As healthcare organizations digitize more data, they are looking for cloud providers to help them realize the scalability of cloud environments without sacrificing compliance and security controls.
According to a report last year by SADA Systems, over the next two years, 58 percent of healthcare organizations not using cloud today say they are likely to do so, while 95 percent of healthcare organizations using cloud today plan to increase their cloud usage. Greater use of cloud technologies will come with a need for new solutions around cybersecurity.
Pharmacy programs consulting firm Pharmaceutical Strategies Group (PSG) looked at a handful of cloud providers before signing Armor, Rishi Khullar, executive vice president, chief product and technology officer, said in an interview with Talkin’ Cloud.
Based in Plano, TX, PSG provides technology and advanced analytics solutions for customers including health plans, hospitals and health systems, labor unions, coalitions and self-insured employers, according to a press release.
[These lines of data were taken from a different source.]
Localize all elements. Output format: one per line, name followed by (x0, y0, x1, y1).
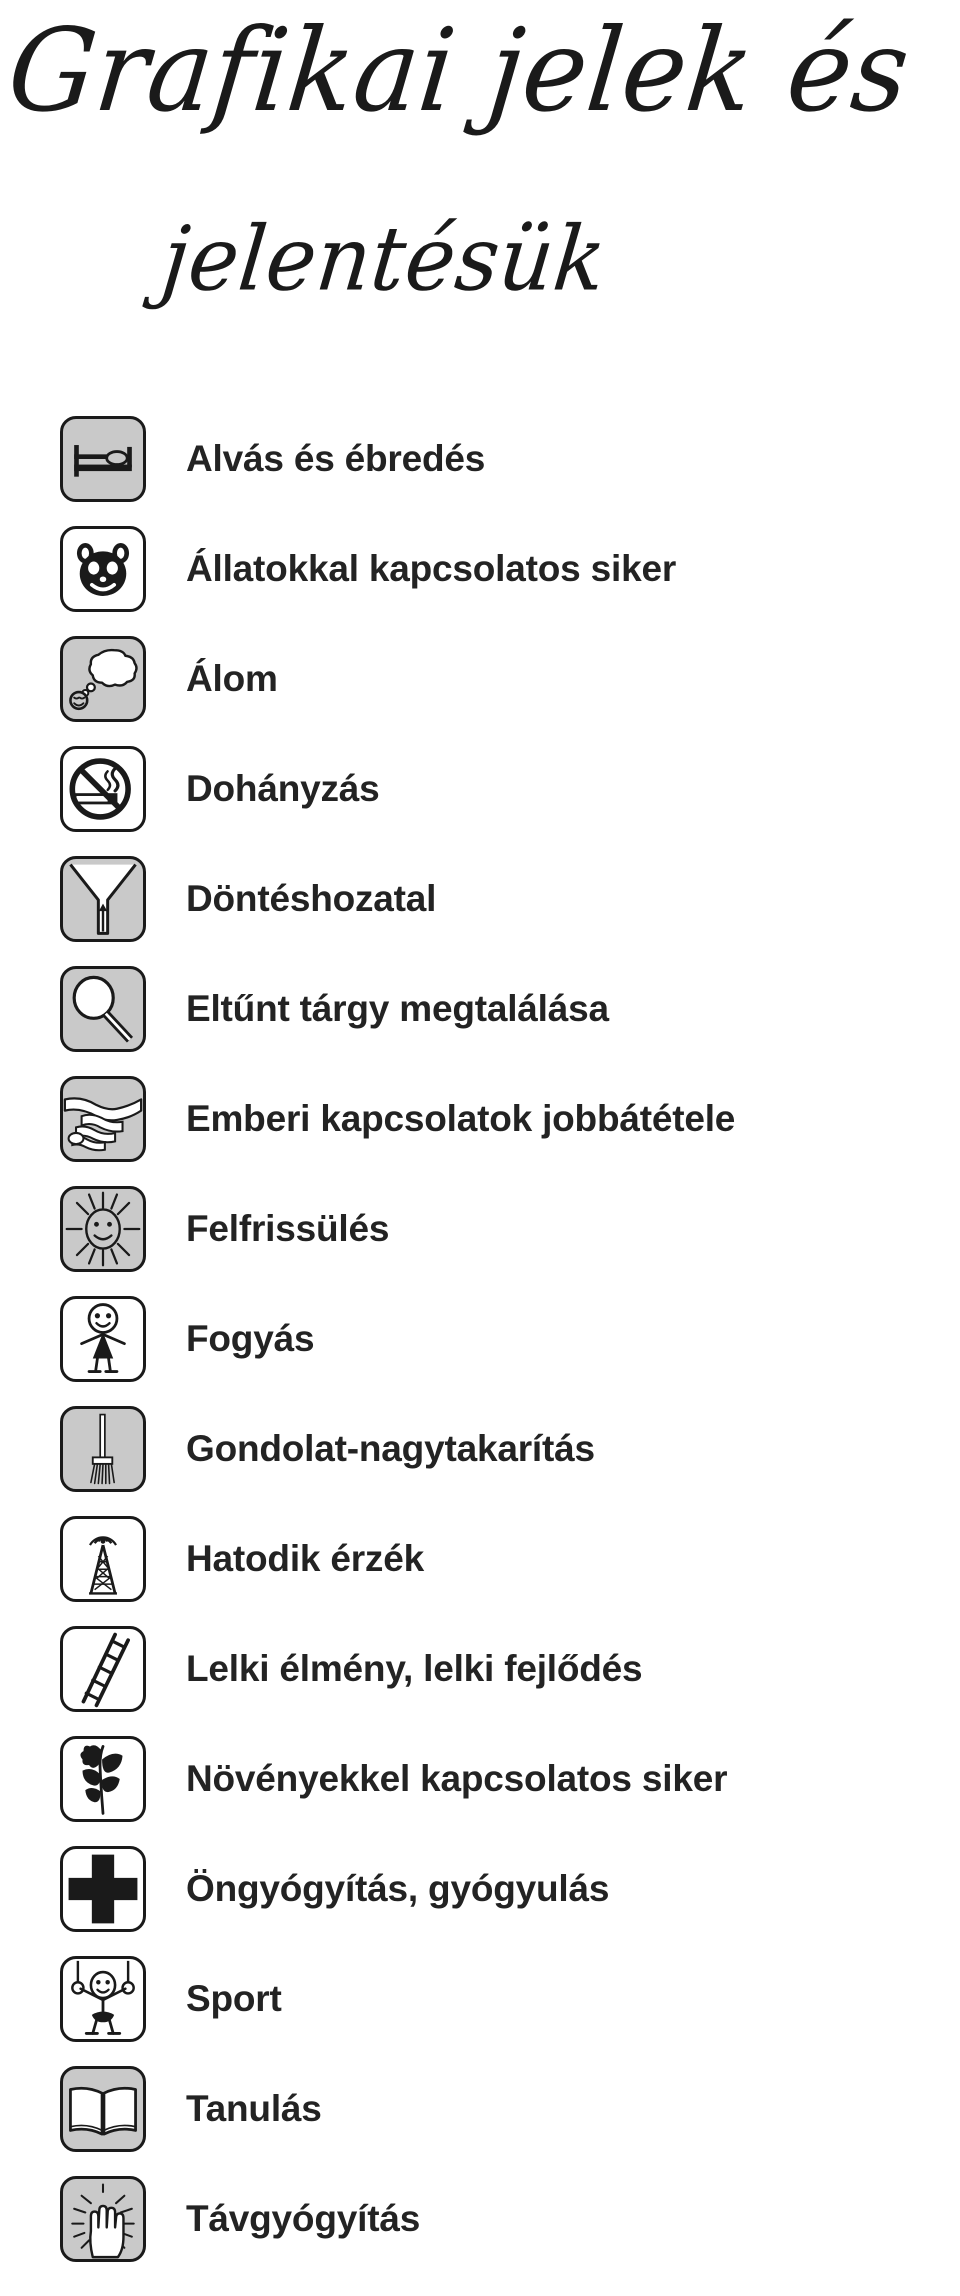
list-item[interactable]: Távgyógyítás (0, 2164, 960, 2274)
list-item-label: Döntéshozatal (186, 878, 437, 919)
list-item-label: Emberi kapcsolatok jobbátétele (186, 1098, 736, 1139)
magnifier-icon (60, 966, 146, 1052)
dream-bubble-icon (60, 636, 146, 722)
list-item[interactable]: Alvás és ébredés (0, 404, 960, 514)
no-smoking-icon (60, 746, 146, 832)
list-item[interactable]: Döntéshozatal (0, 844, 960, 954)
animal-face-icon (60, 526, 146, 612)
list-item-label: Lelki élmény, lelki fejlődés (186, 1648, 643, 1689)
list-item-label: Dohányzás (186, 768, 380, 809)
handshake-icon (60, 1076, 146, 1162)
list-item-label: Gondolat-nagytakarítás (186, 1428, 595, 1469)
page-title-line-2: jelentésük (157, 206, 612, 311)
list-item-label: Növényekkel kapcsolatos siker (186, 1758, 728, 1799)
list-item[interactable]: Eltűnt tárgy megtalálása (0, 954, 960, 1064)
symbol-list: Alvás és ébredés Állatokkal kapcsolatos … (0, 404, 960, 2274)
list-item-label: Alvás és ébredés (186, 438, 486, 479)
list-item[interactable]: Sport (0, 1944, 960, 2054)
list-item-label: Tanulás (186, 2088, 322, 2129)
list-item[interactable]: Hatodik érzék (0, 1504, 960, 1614)
list-item-label: Fogyás (186, 1318, 315, 1359)
fork-in-road-icon (60, 856, 146, 942)
list-item[interactable]: Lelki élmény, lelki fejlődés (0, 1614, 960, 1724)
list-item-label: Hatodik érzék (186, 1538, 424, 1579)
medical-cross-icon (60, 1846, 146, 1932)
list-item-label: Eltűnt tárgy megtalálása (186, 988, 609, 1029)
plant-icon (60, 1736, 146, 1822)
ladder-icon (60, 1626, 146, 1712)
list-item-label: Álom (186, 658, 278, 699)
list-item[interactable]: Fogyás (0, 1284, 960, 1394)
list-item-label: Állatokkal kapcsolatos siker (186, 548, 677, 589)
list-item-label: Öngyógyítás, gyógyulás (186, 1868, 610, 1909)
radiating-hand-icon (60, 2176, 146, 2262)
gymnast-rings-icon (60, 1956, 146, 2042)
list-item-label: Felfrissülés (186, 1208, 390, 1249)
page-root: Grafikai jelek és jelentésük Alvás és éb… (0, 0, 960, 2296)
list-item-label: Távgyógyítás (186, 2198, 421, 2239)
list-item[interactable]: Öngyógyítás, gyógyulás (0, 1834, 960, 1944)
broom-icon (60, 1406, 146, 1492)
list-item[interactable]: Tanulás (0, 2054, 960, 2164)
list-item[interactable]: Felfrissülés (0, 1174, 960, 1284)
list-item[interactable]: Állatokkal kapcsolatos siker (0, 514, 960, 624)
page-title: Grafikai jelek és jelentésük (0, 0, 960, 400)
bed-icon (60, 416, 146, 502)
list-item-label: Sport (186, 1978, 282, 2019)
list-item[interactable]: Gondolat-nagytakarítás (0, 1394, 960, 1504)
antenna-tower-icon (60, 1516, 146, 1602)
list-item[interactable]: Álom (0, 624, 960, 734)
list-item[interactable]: Dohányzás (0, 734, 960, 844)
page-title-line-1: Grafikai jelek és (2, 4, 916, 138)
open-book-icon (60, 2066, 146, 2152)
list-item[interactable]: Növényekkel kapcsolatos siker (0, 1724, 960, 1834)
sun-face-icon (60, 1186, 146, 1272)
list-item[interactable]: Emberi kapcsolatok jobbátétele (0, 1064, 960, 1174)
slim-person-icon (60, 1296, 146, 1382)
In a statement, Khullar said that “collecting and analyzing data is central to supporting our clients in optimizing their pharmacy spending. Clearly, this is highly sensitive information and security is our chief concern. With Armor, we not only enhance customer data protection, but also deliver highly reliable and scalable solutions that allow us to provide our clients with actionable intelligence that helps them mitigate risk and optimize their pharmacy spend.”
Khullar tells Talkin’ Cloud that PSG had three main objectives as it went through the process before it selected Armor Complete for HIPAA-compliant secure private cloud hosting.
1. Best-of-Breed Security
“Since we manage private health information and our customers trust us to manage it on their behalf we had to have a solution that wasn’t just good or good enough, that was the best when it comes to managing PHI in a secure fashion,” Khullar said. “Out of the gate we were not going to go look at the bottom or mid-tier vendors. We focused exclusively on top tier vendors from a security perspective.”
This means that vendors like Google and Amazon were out, even though they may have been cheaper.
2. Fully Managed Service
“Our second criterion was we wanted a fully managed service. We didn’t want to expose our customers to two or three providers – someone who is hosting the data, someone else administering the platform, and someone else managing security,” Khullar said.
“We did look at that and it might have been a little bit cheaper for us to go hire an Amazon, and then hire an MSP, and an MSSP, but we didn’t want to have to deal with that complexity, because we were afraid that some of that complexity would bleed over into our customers’ experience. We wanted a one-stop shop: platform, data, managed service, managed security, fully turnkey.”
Armor chief of operations and security Jeff Schilling said, customers “…come to us because we are HITRUST certified, our HIPAA controls are in place and when they host with us they inherit all of those controls.”
“For most large companies to spin up a compliant environment like HIPAA or PCI, [other vendors will] tell you anywhere between 4-6 months,” he said.
3. Availability and Scalability
“The third thing that we were after was availability and scalability. We wanted someone that would have very strong SLAs for availability and redundancy because we want to make sure that we provide uninterrupted service to our customers at service they expect and beyond,” Khullar said. “We wanted someone that could scale up with us since we expect to see exponential rise in the data and analytics and software solutions that we provide to our clients; we want a partner that could keep up while being secure.”